E o seu rosto começou a fazer-se pálido, e mais pálido, até tornar-se cor de osso, e os seus olhos foram-se esfumando, a cobrirem-se de sombra, até que nada mais eram do que dois negros buracos apagados, e seu nariz desapareceu, e os seus cabelos abandonaram o crânio amarelento e nu, e os seus lábios sumiram-se, deixando a descoberto os dentes já sem brilho.

E a caveira ressurgiu afinal, sorrindo para Ângelo, pavorosamente.

E por debaixo do alvo roupão mortuário, foi, pouco a pouco, fugindo a carne que o enchia. Desfizeram-se as voluptuosas curvas dos quadris e do colo. A túnica engelhou bamba como um sudário sobre um esqueleto.

E Ângelo ouviu um sinistro cascalhar de ossos, e, soltando um grito, viu cair e sumir-se o desfeito espectro na aberta e tenebrosa boca do sepulcro.

Debruçou-se sobre a cova, olhando lá para dentro.
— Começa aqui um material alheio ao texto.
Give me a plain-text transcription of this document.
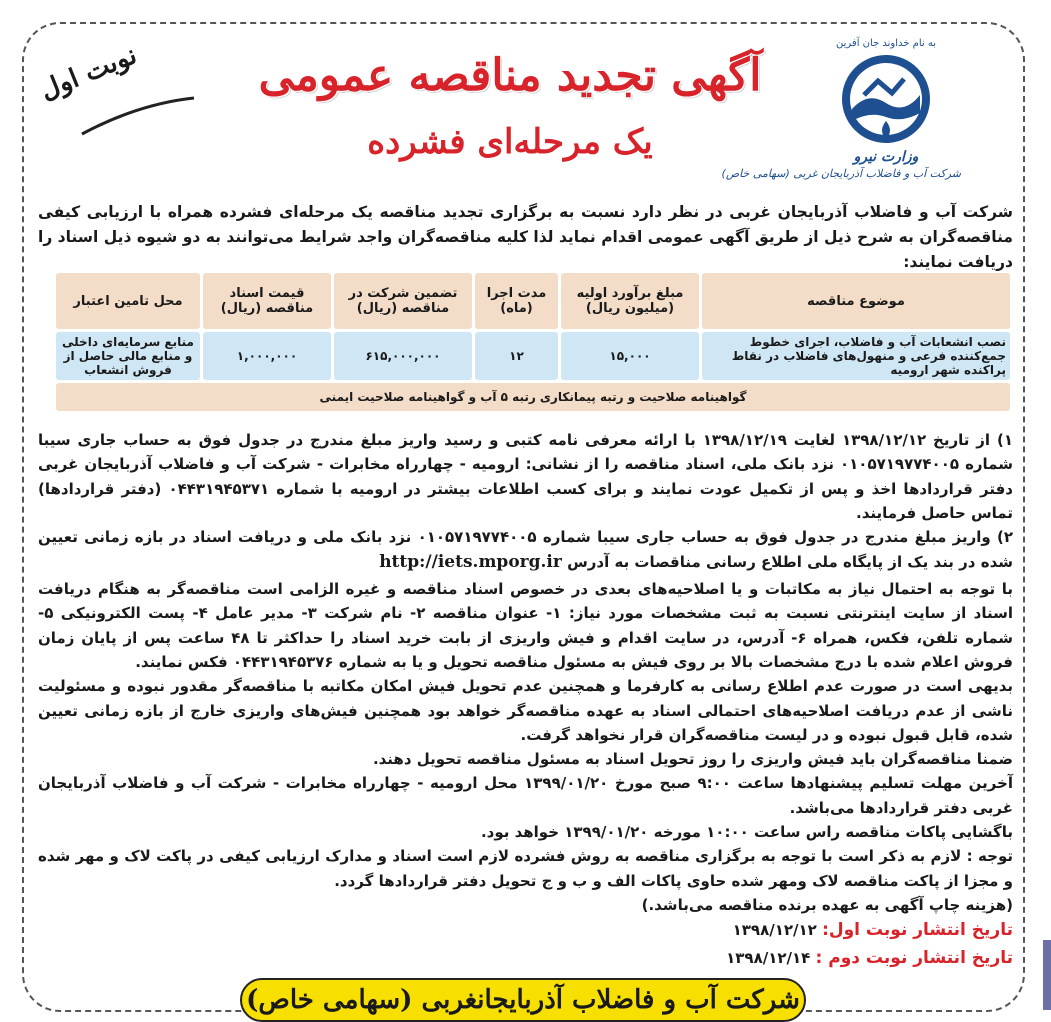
به نام خداوند جان آفرین
وزارت نیرو
شرکت آب و فاضلاب آذربایجان غربی (سهامی خاص)
آگهی تجدید مناقصه عمومی
یک مرحله‌ای فشرده
نوبت اول
شرکت آب و فاضلاب آذربایجان غربی در نظر دارد نسبت به برگزاری تجدید مناقصه یک مرحله‌ای فشرده همراه با ارزیابی کیفی مناقصه‌گران به شرح ذیل از طریق آگهی عمومی اقدام نماید لذا کلیه مناقصه‌گران واجد شرایط می‌توانند به دو شیوه ذیل اسناد را دریافت نمایند:
موضوع مناقصه	مبلغ برآورد اولیه (میلیون ریال)	مدت اجرا (ماه)	تضمین شرکت در مناقصه (ریال)	قیمت اسناد مناقصه (ریال)	محل تامین اعتبار
نصب انشعابات آب و فاضلاب، اجرای خطوط جمع‌کننده فرعی و منهول‌های فاضلاب در نقاط پراکنده شهر ارومیه	۱۵,۰۰۰	۱۲	۶۱۵,۰۰۰,۰۰۰	۱,۰۰۰,۰۰۰	منابع سرمایه‌ای داخلی و منابع مالی حاصل از فروش انشعاب
گواهینامه صلاحیت و رتبه پیمانکاری رتبه ۵ آب و گواهینامه صلاحیت ایمنی					

۱) از تاریخ ۱۳۹۸/۱۲/۱۲ لغایت ۱۳۹۸/۱۲/۱۹ با ارائه معرفی نامه کتبی و رسید واریز مبلغ مندرج در جدول فوق به حساب جاری سیبا شماره ۰۱۰۵۷۱۹۷۷۴۰۰۵ نزد بانک ملی، اسناد مناقصه را از نشانی: ارومیه - چهارراه مخابرات - شرکت آب و فاضلاب آذربایجان غربی دفتر قراردادها اخذ و پس از تکمیل عودت نمایند و برای کسب اطلاعات بیشتر در ارومیه با شماره ۰۴۴۳۱۹۴۵۳۷۱ (دفتر قراردادها) تماس حاصل فرمایند.

۲) واریز مبلغ مندرج در جدول فوق به حساب جاری سیبا شماره ۰۱۰۵۷۱۹۷۷۴۰۰۵ نزد بانک ملی و دریافت اسناد در بازه زمانی تعیین شده در بند یک از پایگاه ملی اطلاع رسانی مناقصات به آدرس http://iets.mporg.ir

با توجه به احتمال نیاز به مکاتبات و یا اصلاحیه‌های بعدی در خصوص اسناد مناقصه و غیره الزامی است مناقصه‌گر به هنگام دریافت اسناد از سایت اینترنتی نسبت به ثبت مشخصات مورد نیاز: ۱- عنوان مناقصه ۲- نام شرکت ۳- مدیر عامل ۴- پست الکترونیکی ۵- شماره تلفن، فکس، همراه ۶- آدرس، در سایت اقدام و فیش واریزی از بابت خرید اسناد را حداکثر تا ۴۸ ساعت پس از پایان زمان فروش اعلام شده با درج مشخصات بالا بر روی فیش به مسئول مناقصه تحویل و یا به شماره ۰۴۴۳۱۹۴۵۳۷۶ فکس نمایند.

بدیهی است در صورت عدم اطلاع رسانی به کارفرما و همچنین عدم تحویل فیش امکان مکاتبه با مناقصه‌گر مقدور نبوده و مسئولیت ناشی از عدم دریافت اصلاحیه‌های احتمالی اسناد به عهده مناقصه‌گر خواهد بود همچنین فیش‌های واریزی خارج از بازه زمانی تعیین شده، قابل قبول نبوده و در لیست مناقصه‌گران قرار نخواهد گرفت.

ضمنا مناقصه‌گران باید فیش واریزی را روز تحویل اسناد به مسئول مناقصه تحویل دهند.

آخرین مهلت تسلیم پیشنهادها ساعت ۹:۰۰ صبح مورخ ۱۳۹۹/۰۱/۲۰ محل ارومیه - چهارراه مخابرات - شرکت آب و فاضلاب آذربایجان غربی دفتر قراردادها می‌باشد.

باگشایی پاکات مناقصه راس ساعت ۱۰:۰۰ مورخه ۱۳۹۹/۰۱/۲۰ خواهد بود.

توجه : لازم به ذکر است با توجه به برگزاری مناقصه به روش فشرده لازم است اسناد و مدارک ارزیابی کیفی در پاکت لاک و مهر شده و مجزا از پاکت مناقصه لاک ومهر شده حاوی پاکات الف و ب و ج تحویل دفتر قراردادها گردد.

(هزینه چاپ آگهی به عهده برنده مناقصه می‌باشد.)

تاریخ انتشار نوبت اول: ۱۳۹۸/۱۲/۱۲

تاریخ انتشار نوبت دوم : ۱۳۹۸/۱۲/۱۴

شرکت آب و فاضلاب آذربایجانغربی (سهامی خاص)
Nada mais viu do que um punhado de lodo.

Ozéas acudira de carreira, e lançou-se para ele com os braços abertos.

— Que tens, meu filho? Que tens. . . Fala! exclamou, erguendo-o.

Ângelo pôs-se de pé, passou a mão pela fronte, e disse, amargamente:

— Acabou-se tudo. . . Nunca mais, nunca mais a verei!...

— Por Deus que nunca mais! confirmou o velho. Os céus ouviram minhas súplicas e acabam de restituir-te à razão!. . .

O pároco olhou em torno de si, como um alucinado que em verdade recuperasse naquele instante o entendimento.

— Ah!... disse depois. Eu estava louco!... Sim... agora compreendo... Era tudo desvario... Era tudo ilusão!. . .

E calou-se durante algum tempo.

— Sonhos!... sonhos!... prosseguiu quase em segredo, meneando a cabeça desconsoladamente. Sim eu existo…eu sou o seminarista Ângelo…o pupilo de frei Ozéas. . . a criança encontrada à porta do convento de São Francisco de Paulo... aquele. amor, toda aquela felicidade, eram sonho, eram loucura! . . .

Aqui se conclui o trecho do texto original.